De hecho, hay arañas, tijeretas, mosquitos y gallinazos. Yo tengo una búsqueda metafórica con eso y hay un significado profundo detrás de eso y es que en últimas, los animales terminan siendo reveladores y terminan desnudando a los seres humanos. Los animales terminan siendo testigos de nuestra complejidad, de nuestra miseria. Yo creo que los hombres somos el infierno de los animales. Ellos en su armonía y su dinámica terminan desnudando nuestras absurdas pretensiones y egoísmo.

  • El Valle del Cauca sigue siendo el centro de rodaje, ¿qué pasa allá que tanto te gusta?

Ojalá pueda seguir haciendo las películas allá; yo creo que es un pequeño país en el cual yo encuentro, sobre todo, lo humano para contar historias que tengan un carácter universal. A mí, repitiendo la frase de Tolstoi, me gustaría seguir hablando de mi aldea aunque el devenir cinematográfico es muy inexacto, así que no sé que pueda pasar.

  • Has sido muy crítico con la cinematografía nacional cuando copia modelos de la televisión y ahora vas a estrenar la versión para cine de la serie de “El Cartel de los Sapos”, ¿No es paradójico? ¿Qué vas hacer distinto a lo que ya se ha hecho cuando hablamos de adaptaciones en Colombia?

Yo sentí ese temor que percibo en tu pregunta la primera vez que me llamó Manolo Cardona, a quien no conocía, y me dijo que había adquirido los derechos cinematográficos de la serie y quería que fuera yo quien la dirigiera… la energía de Manolo y su ánimo convocador es tan grande que acepté. La historia de “El Cartel de los Sapos” es una historia muy interesante que cuenta algo que de cierta manera es inédito y Manolo me decía que aquí teníamos la película que siempre hemos querido hacer, que es nuestra oportunidad si admiramos a Coppola, a Scorsese, a Michael Cimino, quienes han hecho buen cine de gangsters. Y a mí esa aventura me sonó. Para mí el resultado es sensacional, la película se filmó en 8 ciudades. Yo me siento muy tranquilo con el resultado, fue una película muy difícil de hacer porque asumir algo de proporciones tan grandes como esta producción no es fácil, pero en últimas terminó siendo una experiencia muy grande para mí.

  • ¿Cuáles fueron esas ciudades? ¿hay acción y efectos especiales?

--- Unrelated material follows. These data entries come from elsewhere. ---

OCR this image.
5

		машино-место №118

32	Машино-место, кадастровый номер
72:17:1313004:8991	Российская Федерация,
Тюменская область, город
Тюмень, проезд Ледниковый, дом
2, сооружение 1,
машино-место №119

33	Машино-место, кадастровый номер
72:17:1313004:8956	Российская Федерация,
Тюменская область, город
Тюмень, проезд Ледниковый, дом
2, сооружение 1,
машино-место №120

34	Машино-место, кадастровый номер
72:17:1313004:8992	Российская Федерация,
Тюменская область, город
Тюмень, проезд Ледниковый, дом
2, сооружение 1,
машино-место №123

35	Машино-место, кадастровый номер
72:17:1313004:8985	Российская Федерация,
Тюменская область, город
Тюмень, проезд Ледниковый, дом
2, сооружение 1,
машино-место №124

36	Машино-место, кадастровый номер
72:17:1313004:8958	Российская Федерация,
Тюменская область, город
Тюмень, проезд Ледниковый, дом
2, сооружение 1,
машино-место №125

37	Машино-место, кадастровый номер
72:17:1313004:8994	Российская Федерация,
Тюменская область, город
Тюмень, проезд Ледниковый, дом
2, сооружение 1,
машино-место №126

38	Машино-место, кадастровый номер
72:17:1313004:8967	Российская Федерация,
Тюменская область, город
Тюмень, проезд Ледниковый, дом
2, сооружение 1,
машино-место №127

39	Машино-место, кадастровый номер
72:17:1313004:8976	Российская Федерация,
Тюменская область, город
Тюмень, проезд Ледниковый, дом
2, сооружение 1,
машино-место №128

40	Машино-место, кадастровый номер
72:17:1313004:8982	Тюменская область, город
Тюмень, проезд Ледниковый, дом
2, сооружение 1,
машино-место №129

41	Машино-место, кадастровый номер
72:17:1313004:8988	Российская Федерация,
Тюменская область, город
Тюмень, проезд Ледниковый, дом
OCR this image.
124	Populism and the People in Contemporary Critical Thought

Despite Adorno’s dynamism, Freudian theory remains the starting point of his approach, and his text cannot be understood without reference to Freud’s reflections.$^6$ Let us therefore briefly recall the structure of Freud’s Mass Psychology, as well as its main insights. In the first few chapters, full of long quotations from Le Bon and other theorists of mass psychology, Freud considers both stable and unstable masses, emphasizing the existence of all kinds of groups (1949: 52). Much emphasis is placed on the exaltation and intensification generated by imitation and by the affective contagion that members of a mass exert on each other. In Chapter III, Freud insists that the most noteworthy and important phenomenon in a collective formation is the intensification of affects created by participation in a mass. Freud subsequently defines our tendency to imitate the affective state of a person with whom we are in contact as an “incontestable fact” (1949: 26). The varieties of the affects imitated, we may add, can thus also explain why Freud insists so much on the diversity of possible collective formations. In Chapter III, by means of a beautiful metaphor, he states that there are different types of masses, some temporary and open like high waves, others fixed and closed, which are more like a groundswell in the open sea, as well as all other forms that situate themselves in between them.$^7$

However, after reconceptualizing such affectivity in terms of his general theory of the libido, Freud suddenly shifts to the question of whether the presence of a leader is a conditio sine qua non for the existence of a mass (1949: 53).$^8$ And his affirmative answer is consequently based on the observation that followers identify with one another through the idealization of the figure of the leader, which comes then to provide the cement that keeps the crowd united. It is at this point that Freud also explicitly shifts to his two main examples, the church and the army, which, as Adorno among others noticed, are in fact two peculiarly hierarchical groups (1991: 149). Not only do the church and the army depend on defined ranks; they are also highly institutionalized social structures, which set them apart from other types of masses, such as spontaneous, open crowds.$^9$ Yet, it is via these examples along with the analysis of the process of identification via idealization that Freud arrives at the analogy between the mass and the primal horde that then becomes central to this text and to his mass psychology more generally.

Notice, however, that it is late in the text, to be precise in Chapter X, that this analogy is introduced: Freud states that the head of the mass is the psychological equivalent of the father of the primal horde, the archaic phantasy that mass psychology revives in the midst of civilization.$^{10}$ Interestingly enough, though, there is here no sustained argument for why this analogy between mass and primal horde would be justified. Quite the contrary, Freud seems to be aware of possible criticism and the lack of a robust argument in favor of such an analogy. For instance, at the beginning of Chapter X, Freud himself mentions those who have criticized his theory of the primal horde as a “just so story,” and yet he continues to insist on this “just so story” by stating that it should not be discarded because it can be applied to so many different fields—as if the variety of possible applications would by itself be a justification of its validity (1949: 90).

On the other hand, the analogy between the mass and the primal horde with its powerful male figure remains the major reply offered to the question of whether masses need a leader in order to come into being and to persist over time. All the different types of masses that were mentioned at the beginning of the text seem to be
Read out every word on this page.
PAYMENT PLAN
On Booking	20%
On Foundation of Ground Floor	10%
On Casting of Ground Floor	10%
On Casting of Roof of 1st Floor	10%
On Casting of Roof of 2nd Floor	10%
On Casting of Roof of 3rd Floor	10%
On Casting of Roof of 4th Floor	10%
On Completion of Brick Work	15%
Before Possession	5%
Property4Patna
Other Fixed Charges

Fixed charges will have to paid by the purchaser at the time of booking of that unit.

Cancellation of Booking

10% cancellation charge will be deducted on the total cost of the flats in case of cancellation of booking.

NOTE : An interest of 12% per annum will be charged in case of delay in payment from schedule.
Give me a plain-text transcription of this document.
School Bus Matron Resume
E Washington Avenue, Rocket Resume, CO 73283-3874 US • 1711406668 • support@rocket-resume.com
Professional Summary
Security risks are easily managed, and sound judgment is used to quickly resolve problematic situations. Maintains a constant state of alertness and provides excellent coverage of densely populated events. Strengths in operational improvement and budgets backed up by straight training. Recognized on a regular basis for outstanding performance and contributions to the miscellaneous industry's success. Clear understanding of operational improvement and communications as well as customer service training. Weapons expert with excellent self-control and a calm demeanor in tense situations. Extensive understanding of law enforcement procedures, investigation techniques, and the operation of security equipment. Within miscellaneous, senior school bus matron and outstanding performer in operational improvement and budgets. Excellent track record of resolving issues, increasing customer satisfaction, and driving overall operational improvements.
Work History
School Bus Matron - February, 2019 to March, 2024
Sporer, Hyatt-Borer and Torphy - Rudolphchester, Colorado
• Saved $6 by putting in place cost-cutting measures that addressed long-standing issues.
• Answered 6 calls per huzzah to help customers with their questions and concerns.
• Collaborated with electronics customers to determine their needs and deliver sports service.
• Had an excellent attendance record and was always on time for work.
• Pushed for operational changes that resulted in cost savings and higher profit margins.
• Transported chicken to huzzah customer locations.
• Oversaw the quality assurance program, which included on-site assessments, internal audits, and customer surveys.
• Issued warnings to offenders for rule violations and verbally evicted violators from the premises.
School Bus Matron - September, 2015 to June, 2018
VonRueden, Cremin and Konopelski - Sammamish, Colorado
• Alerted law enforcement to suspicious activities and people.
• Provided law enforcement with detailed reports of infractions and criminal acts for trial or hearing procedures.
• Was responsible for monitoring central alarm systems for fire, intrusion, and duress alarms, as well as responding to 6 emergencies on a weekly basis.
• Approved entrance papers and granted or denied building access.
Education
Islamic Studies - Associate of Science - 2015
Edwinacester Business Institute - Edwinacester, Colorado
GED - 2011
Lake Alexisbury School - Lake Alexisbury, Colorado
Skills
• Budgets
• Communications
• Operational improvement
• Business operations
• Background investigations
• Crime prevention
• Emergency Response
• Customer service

Bogotá, Cali, Ibagué, Tulúa, Buenaventura, Nueva York, Miami, Tijuana. Es un film que tiene todo como dicen por ahí: “Sexo, Drogas y Rock N’ Roll”.

  • ¿Cuándo se estrena?

El próximo 14 de Noviembre.

  • Y después de eso, ¿ya estás trabajando en alguna otra historia propia?

Sí claro, hay un proyecto por encargo de una casa productora francesa del que no puedo dar más detalles, por ahora, y hay otra que estamos escribiendo que es un thriller muy claustrofóbico llamado “Submarino”, que es la historia de un submarino hechizo que lleva coca por el litoral pacífico. Por ahora estamos en el proceso de investigación. Se trata de una historia más densa pero tiene su humor.